4 things to consider when preparing the perfect garden site

Once you've decided where you're going to set up your garden, there is preparatory work to be done. The garden site needs to be cleared of rocks, plants, weeds, lawn, undergrowth and all garbage. Here are some more steps for preparing the perfect home garden.

4 things to consider when preparing the perfect garden site

Removing and relocating plants and trees

  • In some, particularly suburban, areas municipal permission must be granted to remove trees over a certain height.
  • In rural areas, even if permission is not required, trees should not be cleared without some thought as to their conservation value and the effect their removal may have on the soil.
  • Where possible, consider relocating plants.
  • For trees and shrubs that must be cleared, remove all roots to free the soil in readiness for the garden.
  • If possible, contact local organizations for guidance on rural land management and methods of creating a garden that does not threaten the surrounding native vegetation.

 

 

 

Removing weeds

  • Weeds should be eradicated before the garden is established, as they will become a persistent nuisance if given the chance to multiply.
  • Annual weeds that carry their seed in their flowerheads, such as chickweed, should be lifted before they have an opportunity to produce seed.
  • Deep-rooted weeds such as dandelion should be lifted completely with their deep tap roots.
  • Weeds with creeping roots such as buttercup are always hard to eradicate because the entire root system needs to be lifted.
  • Avoid using chemical herbicides on ground where food crops are to be grown; instead, undertake systematic hand-weeding.
  • Be prepared to invest labour in this chore in order to break the regeneration cycle of the weeds.

Removing rock

  • If you need to clear away surface or underground rock, favour removal by hand wherever possible.
  • A small backhoe or other earth-moving machine may be required to shift troublesome stones and rocks, but the equipment may cause some undesirable compaction of the soil structure.
  • Large rocks and stones are valuable so set them aside for later use in built-up beds, retaining walls or terraced gardens.

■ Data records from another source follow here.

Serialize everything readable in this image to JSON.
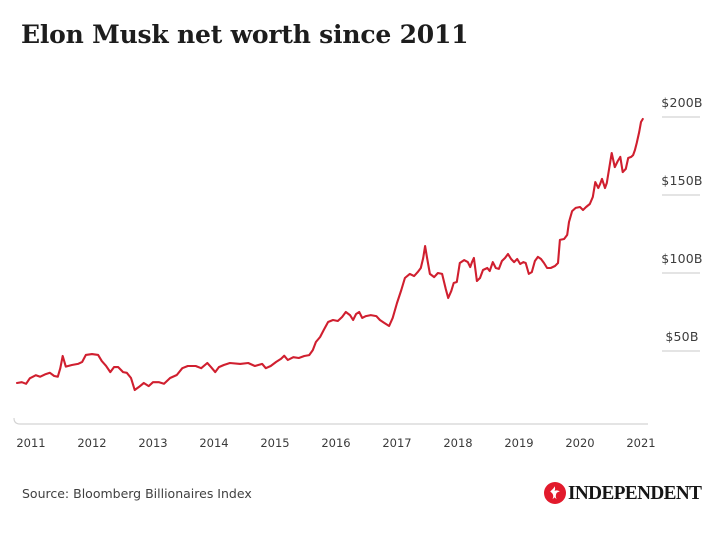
{
  "page": {
    "title": "Elon Musk net worth since 2011"
  },
  "source": {
    "label": "Source: Bloomberg Billionaires Index"
  },
  "branding": {
    "wordmark": "INDEPENDENT",
    "eagle_icon": "independent-eagle-icon",
    "roundel_red": "#e21a2c"
  },
  "colors": {
    "line_red": "#d01f2f",
    "axis_text": "#3d3d3d",
    "grid_gray": "#d4d4d4",
    "title_text": "#1d1d1d"
  },
  "chart_data": {
    "type": "line",
    "title": "Elon Musk net worth since 2011",
    "xlabel": "",
    "ylabel": "",
    "unit": "USD billions",
    "x_ticks": [
      2011,
      2012,
      2013,
      2014,
      2015,
      2016,
      2017,
      2018,
      2019,
      2020,
      2021
    ],
    "y_ticks": [
      {
        "label": "$200B",
        "value": 200
      },
      {
        "label": "$150B",
        "value": 150
      },
      {
        "label": "$100B",
        "value": 100
      },
      {
        "label": "$50B",
        "value": 50
      }
    ],
    "axis": {
      "x_domain": [
        2010.75,
        2021.15
      ],
      "y_domain": [
        0,
        210
      ],
      "grid": "short right-side dashes under y labels, bottom baseline only",
      "legend": "none"
    },
    "series": [
      {
        "name": "Elon Musk net worth ($B)",
        "points": [
          [
            2010.77,
            29.5
          ],
          [
            2010.85,
            30
          ],
          [
            2010.92,
            29
          ],
          [
            2010.98,
            32.5
          ],
          [
            2011.08,
            34.5
          ],
          [
            2011.15,
            33.5
          ],
          [
            2011.23,
            35
          ],
          [
            2011.31,
            36
          ],
          [
            2011.38,
            34
          ],
          [
            2011.44,
            33.5
          ],
          [
            2011.48,
            39
          ],
          [
            2011.52,
            46.8
          ],
          [
            2011.57,
            40
          ],
          [
            2011.67,
            41
          ],
          [
            2011.77,
            41.7
          ],
          [
            2011.84,
            43
          ],
          [
            2011.9,
            47.5
          ],
          [
            2012.0,
            48
          ],
          [
            2012.1,
            47.5
          ],
          [
            2012.16,
            43.5
          ],
          [
            2012.23,
            40.5
          ],
          [
            2012.3,
            36.5
          ],
          [
            2012.36,
            39.7
          ],
          [
            2012.43,
            39.7
          ],
          [
            2012.51,
            36.5
          ],
          [
            2012.57,
            36
          ],
          [
            2012.64,
            32.7
          ],
          [
            2012.7,
            25
          ],
          [
            2012.77,
            27
          ],
          [
            2012.85,
            29.5
          ],
          [
            2012.93,
            27.5
          ],
          [
            2013.0,
            30
          ],
          [
            2013.1,
            30
          ],
          [
            2013.18,
            29
          ],
          [
            2013.28,
            32.7
          ],
          [
            2013.39,
            34.6
          ],
          [
            2013.48,
            39
          ],
          [
            2013.57,
            40.4
          ],
          [
            2013.7,
            40.4
          ],
          [
            2013.79,
            39
          ],
          [
            2013.89,
            42.3
          ],
          [
            2013.95,
            39.7
          ],
          [
            2014.02,
            36.5
          ],
          [
            2014.08,
            39.7
          ],
          [
            2014.16,
            41
          ],
          [
            2014.26,
            42.3
          ],
          [
            2014.43,
            41.7
          ],
          [
            2014.56,
            42.3
          ],
          [
            2014.67,
            40.4
          ],
          [
            2014.79,
            41.7
          ],
          [
            2014.85,
            39
          ],
          [
            2014.93,
            40.4
          ],
          [
            2015.02,
            43
          ],
          [
            2015.1,
            45
          ],
          [
            2015.15,
            47
          ],
          [
            2015.21,
            44.2
          ],
          [
            2015.3,
            46
          ],
          [
            2015.39,
            45.5
          ],
          [
            2015.48,
            46.8
          ],
          [
            2015.56,
            47.4
          ],
          [
            2015.62,
            50.6
          ],
          [
            2015.67,
            55.8
          ],
          [
            2015.74,
            59
          ],
          [
            2015.8,
            63.5
          ],
          [
            2015.87,
            68.6
          ],
          [
            2015.95,
            69.9
          ],
          [
            2016.03,
            69.2
          ],
          [
            2016.1,
            71.8
          ],
          [
            2016.16,
            75
          ],
          [
            2016.23,
            73
          ],
          [
            2016.28,
            69.9
          ],
          [
            2016.33,
            73.7
          ],
          [
            2016.38,
            75
          ],
          [
            2016.43,
            71.2
          ],
          [
            2016.49,
            72.4
          ],
          [
            2016.57,
            73
          ],
          [
            2016.66,
            72.4
          ],
          [
            2016.72,
            69.9
          ],
          [
            2016.79,
            68
          ],
          [
            2016.87,
            66
          ],
          [
            2016.93,
            71.2
          ],
          [
            2017.0,
            80.8
          ],
          [
            2017.07,
            89.1
          ],
          [
            2017.13,
            96.8
          ],
          [
            2017.21,
            99.4
          ],
          [
            2017.28,
            98
          ],
          [
            2017.34,
            100.6
          ],
          [
            2017.39,
            103.2
          ],
          [
            2017.43,
            109.6
          ],
          [
            2017.46,
            117.3
          ],
          [
            2017.49,
            110.3
          ],
          [
            2017.54,
            99.4
          ],
          [
            2017.61,
            97.4
          ],
          [
            2017.67,
            100
          ],
          [
            2017.74,
            99.4
          ],
          [
            2017.8,
            89.7
          ],
          [
            2017.84,
            84
          ],
          [
            2017.89,
            88.5
          ],
          [
            2017.93,
            93.6
          ],
          [
            2017.98,
            94.2
          ],
          [
            2018.03,
            106.4
          ],
          [
            2018.1,
            108.3
          ],
          [
            2018.16,
            107
          ],
          [
            2018.2,
            103.8
          ],
          [
            2018.23,
            107
          ],
          [
            2018.26,
            109.6
          ],
          [
            2018.31,
            94.9
          ],
          [
            2018.36,
            96.8
          ],
          [
            2018.41,
            101.9
          ],
          [
            2018.48,
            103.2
          ],
          [
            2018.52,
            101.3
          ],
          [
            2018.57,
            107
          ],
          [
            2018.62,
            103.2
          ],
          [
            2018.67,
            102.6
          ],
          [
            2018.72,
            107.7
          ],
          [
            2018.77,
            109.6
          ],
          [
            2018.82,
            112.2
          ],
          [
            2018.87,
            109
          ],
          [
            2018.92,
            107
          ],
          [
            2018.97,
            109
          ],
          [
            2019.02,
            105.8
          ],
          [
            2019.07,
            107
          ],
          [
            2019.11,
            106.4
          ],
          [
            2019.16,
            99.4
          ],
          [
            2019.21,
            100.6
          ],
          [
            2019.26,
            107.7
          ],
          [
            2019.31,
            110.3
          ],
          [
            2019.36,
            109
          ],
          [
            2019.41,
            106.4
          ],
          [
            2019.46,
            103.2
          ],
          [
            2019.52,
            103.2
          ],
          [
            2019.59,
            104.5
          ],
          [
            2019.64,
            106.4
          ],
          [
            2019.67,
            121.2
          ],
          [
            2019.74,
            121.8
          ],
          [
            2019.79,
            124.4
          ],
          [
            2019.82,
            132.7
          ],
          [
            2019.87,
            139.7
          ],
          [
            2019.93,
            141.7
          ],
          [
            2020.0,
            142.3
          ],
          [
            2020.05,
            140.4
          ],
          [
            2020.1,
            142.3
          ],
          [
            2020.16,
            144.2
          ],
          [
            2020.21,
            148.7
          ],
          [
            2020.25,
            158.3
          ],
          [
            2020.3,
            154.5
          ],
          [
            2020.33,
            157
          ],
          [
            2020.36,
            160.3
          ],
          [
            2020.41,
            154.5
          ],
          [
            2020.44,
            157.7
          ],
          [
            2020.49,
            169.9
          ],
          [
            2020.52,
            176.9
          ],
          [
            2020.57,
            167.9
          ],
          [
            2020.62,
            171.8
          ],
          [
            2020.66,
            174.4
          ],
          [
            2020.7,
            164.7
          ],
          [
            2020.75,
            166.7
          ],
          [
            2020.79,
            173.7
          ],
          [
            2020.84,
            174.4
          ],
          [
            2020.87,
            175.6
          ],
          [
            2020.9,
            178.8
          ],
          [
            2020.93,
            183.3
          ],
          [
            2020.97,
            190.4
          ],
          [
            2021.0,
            196.8
          ],
          [
            2021.03,
            198.7
          ]
        ]
      }
    ]
  }
}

Converting lawn to garden beds

  • Suburban vegetable gardens are often created in areas that were once lawn.
  • Lawn can be lifted, square by square, and either used as turf in another part of the garden or turned over (root side up) and left to break down as compost.
  • The lawn can be ploughed into the ground using a rotary hoe or tiller (or a spade if you have plenty of muscle power and energy).
  • Turning the lawn into the soil should be done several months before the start of the first growing season, as it may regrow and require further hoeing. When using this method, spread a thick layer of manure over the ground after any second hoeing and allow it to break down properly before planting begins.

By following these simple steps, you can take a new look at your landscape and plan accordingly to create the perfect garden of your dreams.